Tuesday, December 07, 2010

Internet Pussy: The Cave of Forgotten Dreams

I’m good at internet dating.

This means I’m good at taking a girl out, getting her a little drunk, and then fucking her. I’m good at steering the second date to dinner at my house so I don’t have to drive to get laid. I hear a lot of “I’m not usually like this” so I figure, you know, I must be onto something. Some skill I have at getting girls to fuck me that other dudes lack.*

Anyway. Point being, I am good at internet dating, and that is horrible, because it’s one of those things that if you’ve had enough practice to be good at it you’ve failed in some larger sense. Like— being good at pulling your own teeth. Being good at showing people you’re not a pussy when you show up to a new prison. It’s awesome that you’re a badass but the idea is that you figure your shit out and don’t have to go back. I wanted a relationship out of this, not 5,000 pieces of pussy. I wanted some god damn companionship. Someone I can call when the clouds are pretty or something and say, you know, go look at the pretty clouds.

Instead, I have merely gotten a ton of meaningless ass. And then I’ve taken the confidence from getting that ass and taken it into the real world to get other, even more meaningless ass. And it’s made me complacent. Maybe there is viable girlfriend material out there but I can’t be bothered to look for it because I’m driving out to Sherman Oaks to bone some nineteen year old.**

Unfortunately there is no way I (or you) am ever going to get an actual girlfriend off the internet. Never in a million years. Girlfriends happen when you are forced to be around someone. Like, she sits across from you at work. Probably she is not the hottest girl in the office but you get to talking and joking around a little bit and she becomes one of those girls where there is just something about her. You are spending half your work day ichatting with her and then by night you head home to feverishly masturbate to the thought of bending her over her desk. This is what the beginning of love is, jerking off to the same person every day. And she starts dropping hints that the boyfriend isn’t quite living up to expectations. There is some trait that is missing in him that will never be there. Something that you have. And then one night you invite her out to a party and she drives you back and follows you into your house and the next Monday you don’t quite know how you’re going to act normal around her and was it just a one time thing and etc. etc. but for fucking once it’s actually exciting to go in to the office again. Something like that.

Or you take the same class or whatever. Or you run in the same social circle. Point being that you have to be around this person for some other reason, and slowly and naturally grow attracted to them over time. Once effort is introduced— once one person has to ask out the other person, because she looked cute in the grocery store, or is someone you would totally bone and she laughed at one of your jokes at a party— once effort is introduced, game is introduced. And game is just an I-out-ignore-you contest. It becomes a delicate little war where just one little misstep and the whole thing is fucked, and you’re forced into acting off a script and not seeming too eager, or whatever. And it becomes unnatural and weird and you start to resent the other person for not texting you back, but when she finally does you are nonetheless thrilled to get a text from this person you now hate,*** and you are strategizing, and the whole thing becomes work. Like you’re trying to land the fucking Proctor & Gamble account.

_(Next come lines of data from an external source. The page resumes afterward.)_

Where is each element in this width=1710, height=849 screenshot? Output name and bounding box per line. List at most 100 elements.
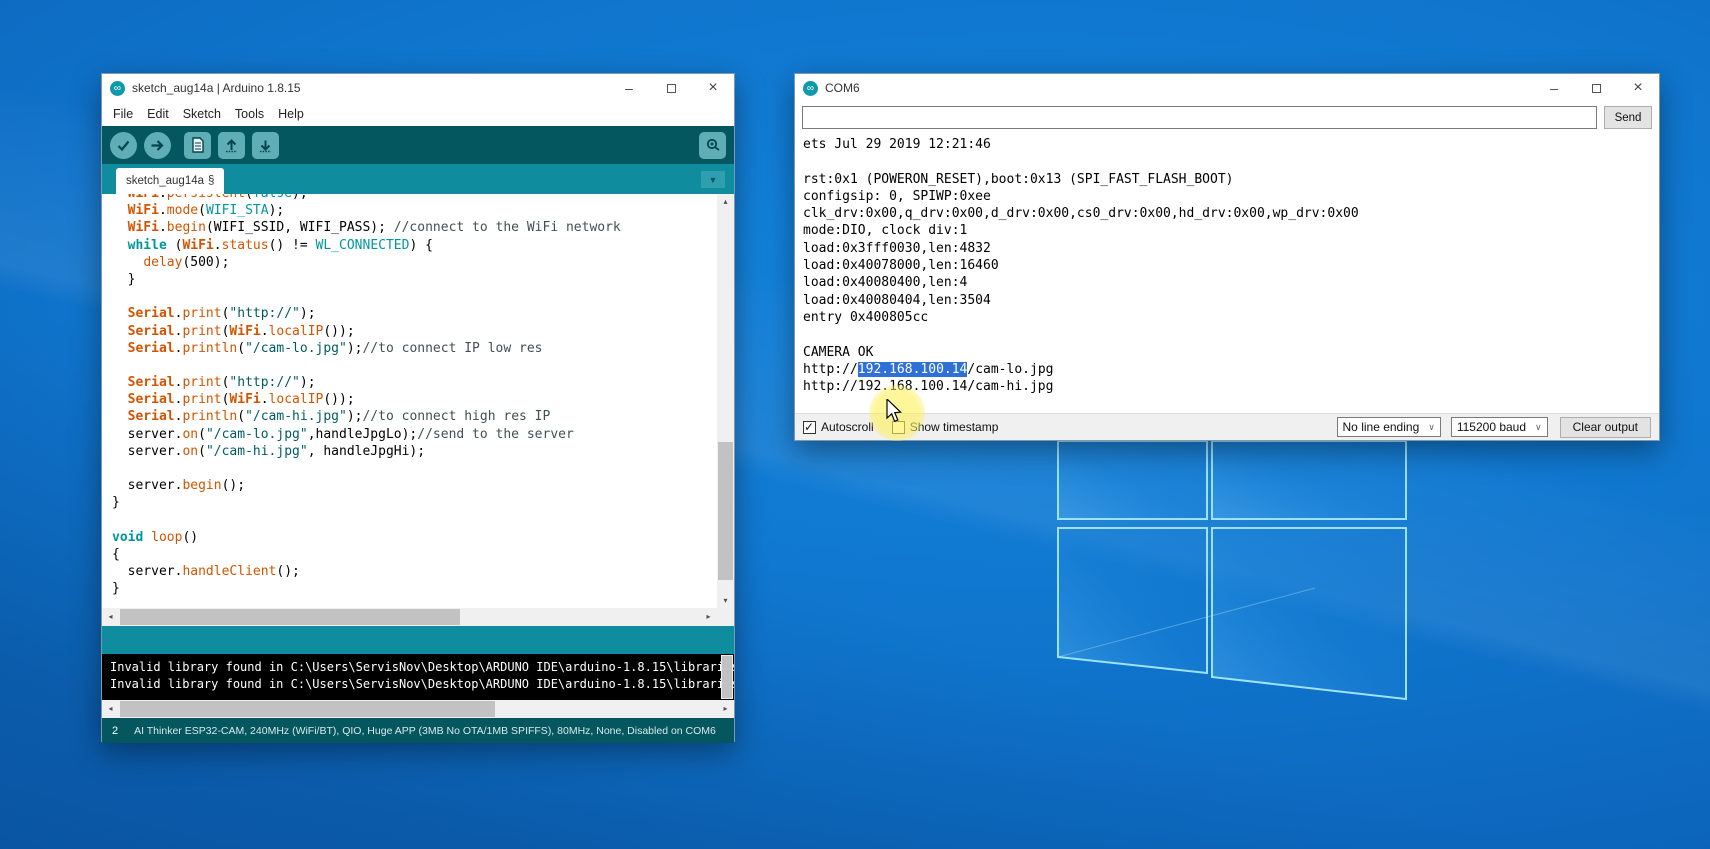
- code-editor[interactable]: WiFi.persistent(false); WiFi.mode(WIFI_S…: [102, 194, 734, 608]
- scroll-down-arrow[interactable]: ▾: [717, 593, 734, 608]
- menu-tools[interactable]: Tools: [228, 107, 271, 121]
- code-line: server.begin();: [112, 477, 717, 494]
- code-line: delay(500);: [112, 254, 717, 271]
- serial-window-title: COM6: [825, 81, 860, 95]
- console-horizontal-scrollbar[interactable]: ◂ ▸: [102, 700, 734, 718]
- line-ending-select[interactable]: No line ending ∨: [1337, 417, 1441, 437]
- serial-input[interactable]: [802, 106, 1597, 129]
- serial-url-hi-line: http://192.168.100.14/cam-hi.jpg: [803, 378, 1659, 395]
- menu-file[interactable]: File: [106, 107, 140, 121]
- serial-output-line: ets Jul 29 2019 12:21:46: [803, 136, 1659, 153]
- serial-bottom-bar: Autoscroll Show timestamp No line ending…: [795, 413, 1659, 440]
- code-line: Serial.print("http://");: [112, 305, 717, 322]
- console-scroll-left-arrow[interactable]: ◂: [102, 700, 119, 718]
- console-hscroll-thumb[interactable]: [120, 701, 495, 717]
- tab-list-dropdown[interactable]: ▼: [701, 171, 725, 188]
- editor-hscroll-thumb[interactable]: [120, 609, 460, 625]
- code-line: [112, 460, 717, 477]
- editor-horizontal-scrollbar[interactable]: ◂ ▸: [102, 608, 734, 626]
- editor-vertical-scrollbar[interactable]: ▴ ▾: [717, 194, 734, 608]
- editor-vscroll-thumb[interactable]: [718, 442, 733, 580]
- serial-output-line: load:0x40080400,len:4: [803, 274, 1659, 291]
- serial-monitor-window: ∞ COM6 – × Send ets Jul 29 2019 12:21:46…: [794, 73, 1660, 441]
- menu-help[interactable]: Help: [271, 107, 311, 121]
- show-timestamp-checkbox[interactable]: [892, 421, 905, 434]
- ide-maximize-button[interactable]: [650, 74, 692, 102]
- code-line: [112, 288, 717, 305]
- serial-minimize-button[interactable]: –: [1533, 74, 1575, 102]
- code-line: Serial.print(WiFi.localIP());: [112, 391, 717, 408]
- console-vscroll-thumb[interactable]: [722, 656, 732, 698]
- menu-sketch[interactable]: Sketch: [176, 107, 228, 121]
- save-sketch-button[interactable]: [252, 132, 279, 159]
- serial-output-line: mode:DIO, clock div:1: [803, 222, 1659, 239]
- scroll-up-arrow[interactable]: ▴: [717, 194, 734, 209]
- scroll-left-arrow[interactable]: ◂: [102, 608, 119, 626]
- baud-rate-select[interactable]: 115200 baud ∨: [1451, 417, 1548, 437]
- code-line: Serial.println("/cam-hi.jpg");//to conne…: [112, 408, 717, 425]
- maximize-icon: [1592, 84, 1601, 93]
- ide-window-title: sketch_aug14a | Arduino 1.8.15: [132, 81, 301, 95]
- code-line: WiFi.persistent(false);: [112, 194, 717, 202]
- open-sketch-button[interactable]: [218, 132, 245, 159]
- windows-logo: [1055, 438, 1415, 710]
- code-line: [112, 512, 717, 529]
- arduino-ide-window: ∞ sketch_aug14a | Arduino 1.8.15 – × Fil…: [101, 73, 735, 742]
- serial-output-line: load:0x40078000,len:16460: [803, 257, 1659, 274]
- desktop: ∞ sketch_aug14a | Arduino 1.8.15 – × Fil…: [0, 0, 1710, 849]
- serial-output[interactable]: ets Jul 29 2019 12:21:46 rst:0x1 (POWERO…: [795, 133, 1659, 413]
- autoscroll-checkbox[interactable]: [803, 421, 816, 434]
- new-sketch-button[interactable]: [184, 132, 211, 159]
- serial-output-line: configsip: 0, SPIWP:0xee: [803, 188, 1659, 205]
- code-area[interactable]: WiFi.persistent(false); WiFi.mode(WIFI_S…: [102, 194, 717, 608]
- code-line: while (WiFi.status() != WL_CONNECTED) {: [112, 237, 717, 254]
- selected-ip: 192.168.100.14: [858, 362, 968, 377]
- code-line: server.on("/cam-lo.jpg",handleJpgLo);//s…: [112, 426, 717, 443]
- send-button[interactable]: Send: [1604, 106, 1652, 129]
- ide-statusbar: 2 AI Thinker ESP32-CAM, 240MHz (WiFi/BT)…: [102, 718, 734, 743]
- chevron-down-icon: ∨: [1535, 422, 1542, 433]
- upload-button[interactable]: [144, 132, 171, 159]
- serial-close-button[interactable]: ×: [1617, 74, 1659, 102]
- up-arrow-icon: [224, 138, 239, 153]
- console-output: Invalid library found in C:\Users\Servis…: [102, 654, 734, 693]
- dropdown-triangle-icon: ▼: [709, 175, 718, 185]
- menu-edit[interactable]: Edit: [140, 107, 176, 121]
- ide-titlebar[interactable]: ∞ sketch_aug14a | Arduino 1.8.15 – ×: [102, 74, 734, 102]
- cursor-line-indicator: 2: [112, 725, 118, 737]
- ide-console: Invalid library found in C:\Users\Servis…: [102, 654, 734, 700]
- right-arrow-icon: [150, 138, 165, 153]
- serial-output-line: [803, 326, 1659, 343]
- serial-output-line: CAMERA OK: [803, 344, 1659, 361]
- serial-send-row: Send: [795, 102, 1659, 133]
- code-line: void loop(): [112, 529, 717, 546]
- arduino-app-icon: ∞: [110, 81, 125, 96]
- scrollbar-corner: [717, 608, 734, 626]
- serial-output-line: rst:0x1 (POWERON_RESET),boot:0x13 (SPI_F…: [803, 171, 1659, 188]
- serial-titlebar[interactable]: ∞ COM6 – ×: [795, 74, 1659, 102]
- ide-close-button[interactable]: ×: [692, 74, 734, 102]
- serial-output-line: [803, 153, 1659, 170]
- scroll-right-arrow[interactable]: ▸: [700, 608, 717, 626]
- serial-monitor-button[interactable]: [699, 132, 726, 159]
- clear-output-button[interactable]: Clear output: [1560, 417, 1651, 438]
- ide-minimize-button[interactable]: –: [608, 74, 650, 102]
- ide-tabstrip: sketch_aug14a § ▼: [102, 164, 734, 194]
- tab-sketch-aug14a[interactable]: sketch_aug14a §: [116, 168, 224, 194]
- verify-button[interactable]: [110, 132, 137, 159]
- document-icon: [191, 137, 205, 153]
- tab-label: sketch_aug14a: [126, 175, 204, 187]
- serial-url-lo-line: http://192.168.100.14/cam-lo.jpg: [803, 361, 1659, 378]
- serial-output-line: clk_drv:0x00,q_drv:0x00,d_drv:0x00,cs0_d…: [803, 205, 1659, 222]
- serial-maximize-button[interactable]: [1575, 74, 1617, 102]
- magnifier-icon: [705, 137, 721, 153]
- ide-toolbar: [102, 126, 734, 164]
- console-vertical-scrollbar[interactable]: [721, 655, 733, 699]
- code-line: }: [112, 271, 717, 288]
- code-line: {: [112, 546, 717, 563]
- minimize-icon: –: [625, 80, 633, 96]
- code-line: }: [112, 494, 717, 511]
- maximize-icon: [667, 84, 676, 93]
- code-line: Serial.print(WiFi.localIP());: [112, 323, 717, 340]
- console-scroll-right-arrow[interactable]: ▸: [717, 700, 734, 718]
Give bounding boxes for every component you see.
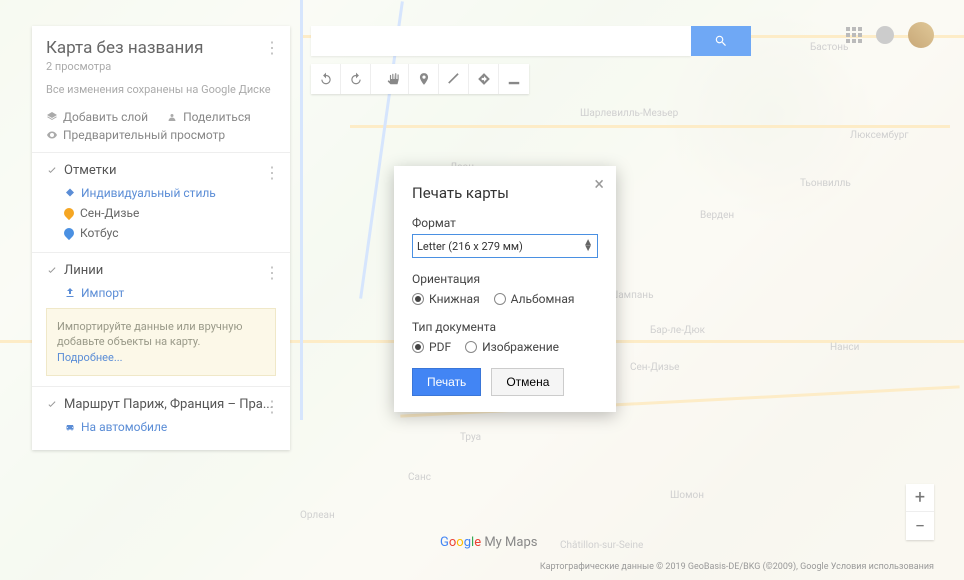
orientation-landscape-radio[interactable]: Альбомная	[494, 292, 575, 306]
layer-menu-button[interactable]: ⋮	[264, 163, 280, 182]
layers-panel: Карта без названия 2 просмотра Все измен…	[32, 26, 290, 450]
marker-icon	[62, 226, 76, 240]
doctype-image-radio[interactable]: Изображение	[465, 340, 559, 354]
zoom-out-button[interactable]: −	[906, 512, 934, 540]
spinner-icon: ▲▼	[583, 240, 593, 252]
cancel-button[interactable]: Отмена	[491, 368, 564, 396]
redo-button[interactable]	[341, 64, 371, 94]
line-tool[interactable]	[439, 64, 469, 94]
marker-icon	[62, 206, 76, 220]
layer-menu-button[interactable]: ⋮	[264, 397, 280, 416]
share-button[interactable]: Поделиться	[166, 110, 251, 124]
map-title[interactable]: Карта без названия	[46, 38, 276, 58]
hand-tool[interactable]	[379, 64, 409, 94]
map-toolbar	[311, 64, 529, 94]
avatar[interactable]	[908, 22, 934, 48]
marker-item[interactable]: Сен-Дизье	[64, 206, 276, 220]
print-dialog: × Печать карты Формат Letter (216 x 279 …	[394, 166, 616, 412]
ruler-tool[interactable]	[499, 64, 529, 94]
radio-icon	[494, 293, 506, 305]
import-button[interactable]: Импорт	[64, 286, 276, 300]
mymaps-logo: Google My Maps	[440, 535, 537, 550]
layer-menu-button[interactable]: ⋮	[264, 263, 280, 282]
format-select[interactable]: Letter (216 x 279 мм) ▲▼	[412, 234, 598, 258]
layer-title[interactable]: Маршрут Париж, Франция – Пра...	[46, 397, 276, 412]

Anyway. I’m thirty-four years old and employed, and I still think like this. I am turning into the childless middle-aged woman with two pugs who pathetically brags to her coworkers about the handsome orthodontist off EHarmony who’s taking her to the Ground Round later. At this age my ball sack is getting to the point where it’s full of two-headed retards, and it’s about god damn time I found a nice girl and settled down. But it’s never going to happen. If you like them, they never like you. If they like you, you never like them. And we’re designed that way. The most repulsive thing in the world to a woman is when you are interested in her. It’s fucking perverse.





*But then again, after the 10,000th time you hear “I’m not usually like this,” you start to wonder. I mean, I bet you are usually like this. I’m sure as fuck usually like this and if I had my way I would always be like this. And what’s more, why are you telling me that you’re not usually like this— do you think I care? I hope you are usually like this. Fucking strangers off the internet is awesome and we should all do it more. I don’t give a fuck if you fucked some other guy before me— I’m not your Uzbek father trying to trade you for sheep.

** Being a guy is so much about getting ass that sometimes, like- you always want to fuck, but also, I frequently find myself getting ass for the sake of being able to get other, future, ass. Like, if I get this ass, if I then run into other superior ass soon it is much more likely that I will get that ass due to the confidence from just having gotten this ass.

There is just nothing else that really gives you that bone-deep level of confidence. I can have amazing things going on in my career, look great, ripped, white teeth and a tan— I would trade all of that for the feeling when you wake up after 4 hours of drunken sleep next to some random girl you porked off the internet. When you have just torn off some new ass, there is literally nothing in this world that can get to you. When I find out I have terminal cancer, if it’s right after I got some ass, I will be smiling. Everything else can go wrong, but AT LEAST YOU GOT LAID.

***By the way, text me back, you fucking twat. I know you read this.